A multidisciplinary team from the Hadassah Medical Organization and Hebrew University has designed a novel treatment to alleviate children's chronic headaches. The treatment consists of biofeedback to trigger relaxation, coupled with a virtual reality system that leads the patient to visualize a pain-free self.
Chronic headaches are one of the most widespread pediatric medical challenges. Typically, pharmacological treatments are only partially effective and overuse of pain medications can prove counterproductive. Recognizing this, Hadassah's researchers looked for an alternative. They found it in their two-prong behavioral approach.
The team hypothesized that virtual reality could serve as an efficient and perhaps more potent replacement for guided imagery, particularly for those children who have difficulty following imagery suggestions. In addition, they predicted that the combination of learning to relax and viewing themselves in a headache-free state would enhance the children's ability to cope with their headaches.
The study involved 10 children whose average headache frequency was 17 days per month—each headache lasting 19 hours if the child did not take medicine. With medication, the duration decreased to an average of six hours, but the pain medicine did not diminish the frequency of the headaches.

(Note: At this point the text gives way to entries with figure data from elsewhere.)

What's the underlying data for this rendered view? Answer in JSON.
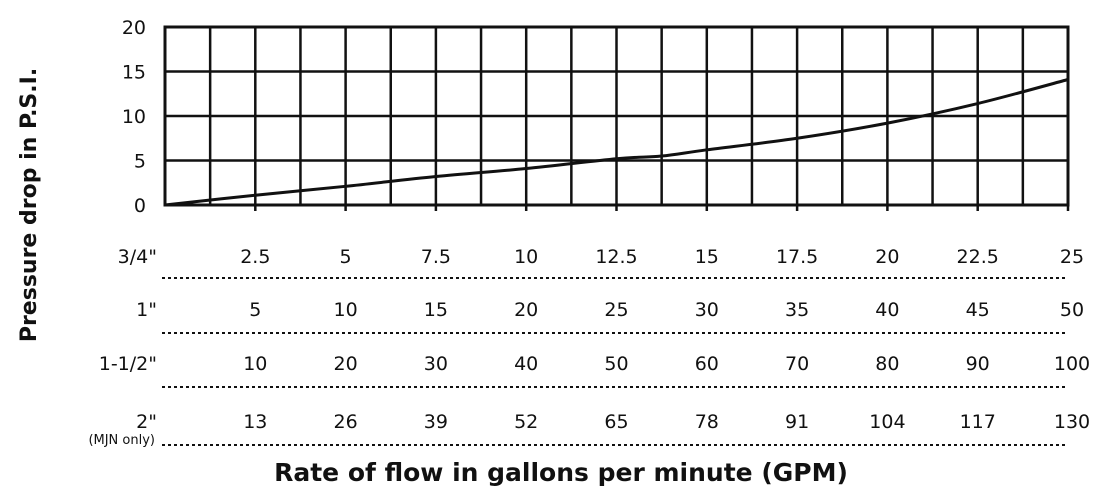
{
  "chart_data": {
    "type": "line",
    "ylabel": "Pressure drop in P.S.I.",
    "xlabel": "Rate of flow in gallons per minute (GPM)",
    "ylim": [
      0,
      20
    ],
    "yticks": [
      "20",
      "15",
      "10",
      "5",
      "0"
    ],
    "grid": true,
    "x_fraction": [
      0,
      0.1,
      0.2,
      0.3,
      0.4,
      0.5,
      0.55,
      0.6,
      0.7,
      0.8,
      0.9,
      1.0
    ],
    "series": [
      {
        "values": [
          0,
          1.1,
          2.1,
          3.2,
          4.1,
          5.2,
          5.5,
          6.2,
          7.5,
          9.2,
          11.4,
          14.1
        ]
      }
    ],
    "flow_table": [
      {
        "label": "3/4\"",
        "note": "",
        "values": [
          "2.5",
          "5",
          "7.5",
          "10",
          "12.5",
          "15",
          "17.5",
          "20",
          "22.5",
          "25"
        ]
      },
      {
        "label": "1\"",
        "note": "",
        "values": [
          "5",
          "10",
          "15",
          "20",
          "25",
          "30",
          "35",
          "40",
          "45",
          "50"
        ]
      },
      {
        "label": "1-1/2\"",
        "note": "",
        "values": [
          "10",
          "20",
          "30",
          "40",
          "50",
          "60",
          "70",
          "80",
          "90",
          "100"
        ]
      },
      {
        "label": "2\"",
        "note": "(MJN only)",
        "values": [
          "13",
          "26",
          "39",
          "52",
          "65",
          "78",
          "91",
          "104",
          "117",
          "130"
        ]
      }
    ]
  }
}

The program consisted of 10 sessions, preceded by an introductory meeting. During the initial meeting, the children had their pictures taken with different facial expressions, ranging from happy to agony. These pictures were then combined with graphics of pain which the children reported were appropriate to the facial expression. The children were then guided during the course of the 10 sessions to practice relaxation with biofeedback and to associate successful relaxation with pain-free virtual images of themselves.
During each session, the children were instructed to gaze at the screen and try to relax, as they viewed virtual representations of themselves and their pain. The presentation took them from a painful state to a relaxed pain-free state. Successful relaxation was measured through reduction in "galvanic skin response" (GSR), which reflects changes in a person's emotional state that are tracked with electrodes.
Nine of the children completed the 10-session program and reported that their pain lessened and their quality of life improved significantly when asked one and three months following treatment. Most also said they applied their newly acquired relaxation and imagery skills outside of the laboratory.
The researchers note that "in all outcome measures, no differences were found between the migraine and tension-type headache patients."
Offering an explanation for the program's success, the researchers relate that watching pain decline in another person or in a virtual image of oneself may relieve pain in the observer. "Obviously," they add, "this hypothesis needs to be examined in the future using brain imaging techniques." The researchers conclude, however, that their system, combining biofeedback and virtual reality is "feasible for pediatric use" and advocate for larger studies to confirm their findings.
A new double-blind study is now in progress at Hadassah.